The Supreme Court has sought a reply from Samsung India Electronics on the I-T department plea that the firm is liable to deduct tax in respect of goods outsourced for manufacturing. The issue has been raised by the income-tax department saying that consumer electronics and home appliances manufacturer Samsung India Electronics Ltd is liable to deduct tax in respect of goods outsourced for manufacturing to other manufacturers or original equipment manufacturers.
A Bench headed by Justice S H Kapadia has sought reply from Samsung on this.
Challenging the Delhi high court judgment that dismissed its plea, the I-T department said that the contracts for manufacturing products bearing the company’s trademark are not sale deals but agreements for carrying out work.
It further said that under Section 194-C of the Income-Tax Act, 1961, tax should be deducted on such contracts.
Relying on the apex court’s decisions in various cases, additional solicitor general Gourab Bannerjee said that in a works or service contract, the person performing or rendering the service has no property in what has been produced, notwithstanding the fact that part or even the whole of the material used by him might be his property.
The I-T department said that goods produced must have an individual existence as the property of the manufacturer who produced it.

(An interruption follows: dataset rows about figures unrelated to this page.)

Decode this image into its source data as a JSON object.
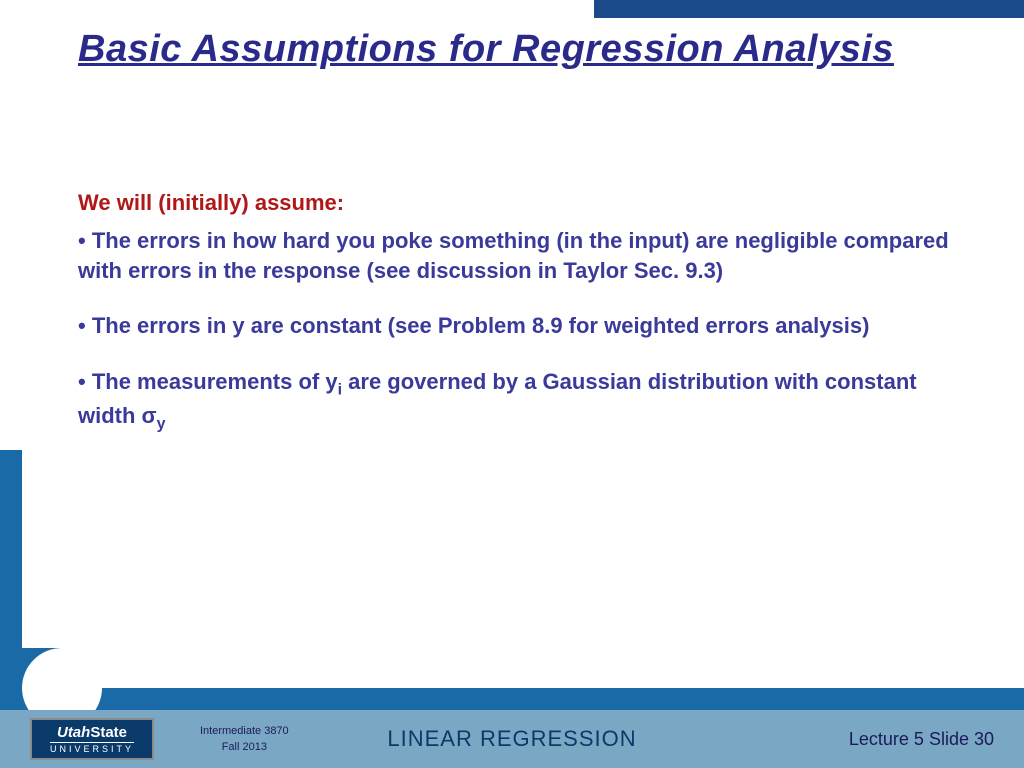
{
  "colors": {
    "title": "#2a2a8a",
    "lead": "#b01818",
    "body": "#3a3a9a",
    "topbar": "#1b4a8a",
    "frame": "#1b6aa8",
    "footer_bg": "#7aa8c4",
    "logo_bg": "#0a3a6a",
    "footer_text": "#1a1a5a"
  },
  "header": {
    "title": "Basic Assumptions for Regression Analysis"
  },
  "content": {
    "lead": "We will (initially) assume:",
    "bullets": [
      {
        "prefix": "•  The errors in how hard you poke something (in the input) are negligible compared with errors in the response (see discussion in Taylor Sec. 9.3)"
      },
      {
        "prefix": "•  The errors in y are constant (see Problem 8.9 for weighted errors analysis)"
      },
      {
        "pre": "•  The measurements of y",
        "sub1": "i",
        "mid": " are governed by a Gaussian distribution with constant width σ",
        "sub2": "y"
      }
    ]
  },
  "footer": {
    "logo": {
      "line1a": "Utah",
      "line1b": "State",
      "line2": "UNIVERSITY"
    },
    "course": {
      "line1": "Intermediate  3870",
      "line2": "Fall 2013"
    },
    "center": "LINEAR REGRESSION",
    "right": "Lecture  5   Slide  30"
  }
}
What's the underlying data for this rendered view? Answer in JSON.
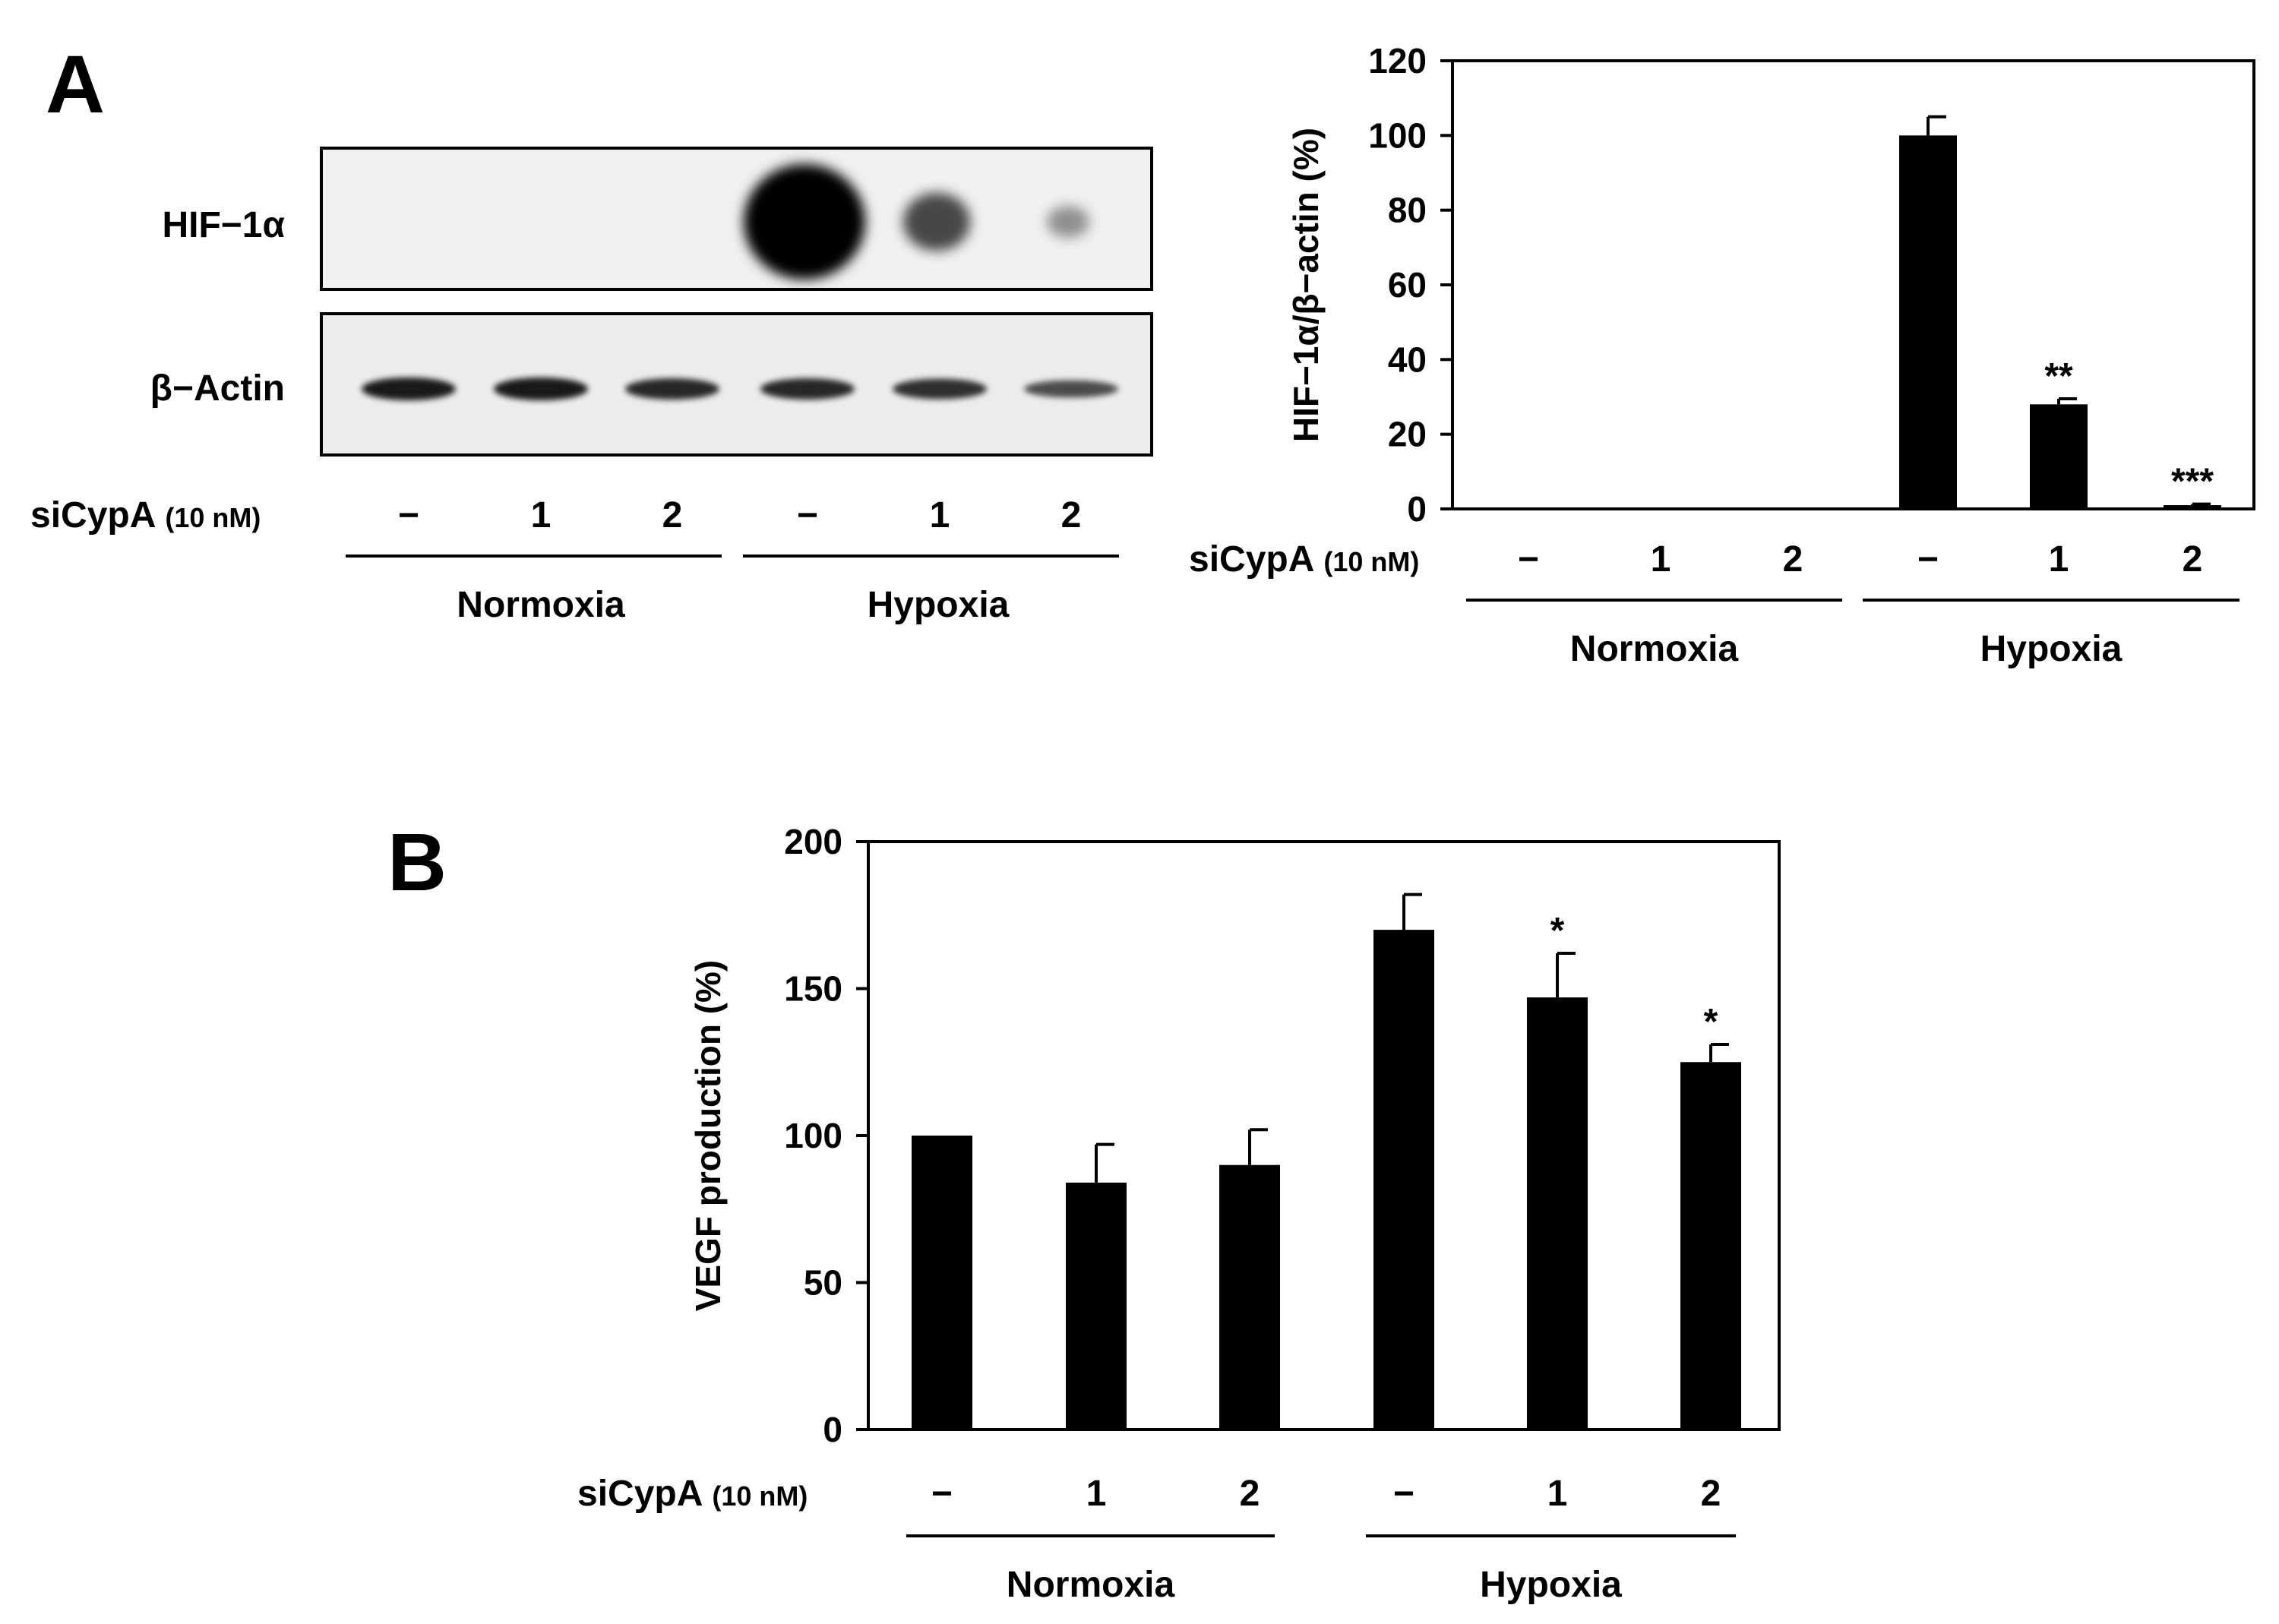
{
  "panel_labels": {
    "a": "A",
    "b": "B"
  },
  "western_blot": {
    "row_labels": [
      "HIF−1α",
      "β−Actin"
    ],
    "sicypa_label": "siCypA",
    "sicypa_unit": "(10 nM)",
    "lane_labels": [
      "−",
      "1",
      "2",
      "−",
      "1",
      "2"
    ],
    "group_labels": [
      "Normoxia",
      "Hypoxia"
    ],
    "hif_band_intensity": [
      0,
      0,
      0,
      1.0,
      0.35,
      0.05
    ],
    "actin_band_intensity": [
      0.9,
      0.9,
      0.8,
      0.8,
      0.75,
      0.55
    ]
  },
  "chart_data": [
    {
      "type": "bar",
      "panel": "A",
      "categories": [
        "−",
        "1",
        "2",
        "−",
        "1",
        "2"
      ],
      "category_groups": [
        "Normoxia",
        "Hypoxia"
      ],
      "values": [
        0,
        0,
        0,
        100,
        28,
        1
      ],
      "errors": [
        0,
        0,
        0,
        5,
        1.5,
        0.3
      ],
      "significance": [
        "",
        "",
        "",
        "",
        "**",
        "***"
      ],
      "ylabel": "HIF−1α/β−actin (%)",
      "ylim": [
        0,
        120
      ],
      "yticks": [
        0,
        20,
        40,
        60,
        80,
        100,
        120
      ],
      "xlabel_prefix": "siCypA",
      "xlabel_unit": "(10 nM)",
      "bar_color": "#000000",
      "grid": false
    },
    {
      "type": "bar",
      "panel": "B",
      "categories": [
        "−",
        "1",
        "2",
        "−",
        "1",
        "2"
      ],
      "category_groups": [
        "Normoxia",
        "Hypoxia"
      ],
      "values": [
        100,
        84,
        90,
        170,
        147,
        125
      ],
      "errors": [
        0,
        13,
        12,
        12,
        15,
        6
      ],
      "significance": [
        "",
        "",
        "",
        "",
        "*",
        "*"
      ],
      "ylabel": "VEGF production (%)",
      "ylim": [
        0,
        200
      ],
      "yticks": [
        0,
        50,
        100,
        150,
        200
      ],
      "xlabel_prefix": "siCypA",
      "xlabel_unit": "(10 nM)",
      "bar_color": "#000000",
      "grid": false
    }
  ]
}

After studying Samsung’s transactions and the agreements, it was clear that those were not contracts for selling goods, the petition said, adding that as the goods carried the brand name Samsung, they could not have been legally sold by the manufacturers and, therefore, they were not commercial commodities.
“The manufacturers were not at liberty to dispose the products in the manner they found most beneficial or apt. Thus, the transactions were contracts for carrying out work and the respondent (Samsung) was liable to deduct tax on the same,” the petition said.
“The entire production was being undertaken at the behest of the respondent (in accordance with) its technical specifications, which in turn were governed through strict quality controls audits, personal supervisions and other measures,” it stated.
The department rejected Samsung’s contention that the arrangement with the manufacturers was in the nature of ‘purchase and sale’ and on a principal-to-principal basis.
The authorities had also dismissed the company’s argument that sales tax and excise duty were being paid by the manufacturers and the goods remained their property till they were delivered to Samsung.
However, the commissioner of Income-Tax (Appeals), on Samsung’plea, while holding that the transactions were sales, had set aside the department’s order asking the company to pay tax of more than Rs 1.67 crore (Rs 16.7 million) for 2003-04.
Both the Income Tax Appellate Tribunal and the high court had held that the transactions were in the nature of the contracts for sale and not in nature of work contracts.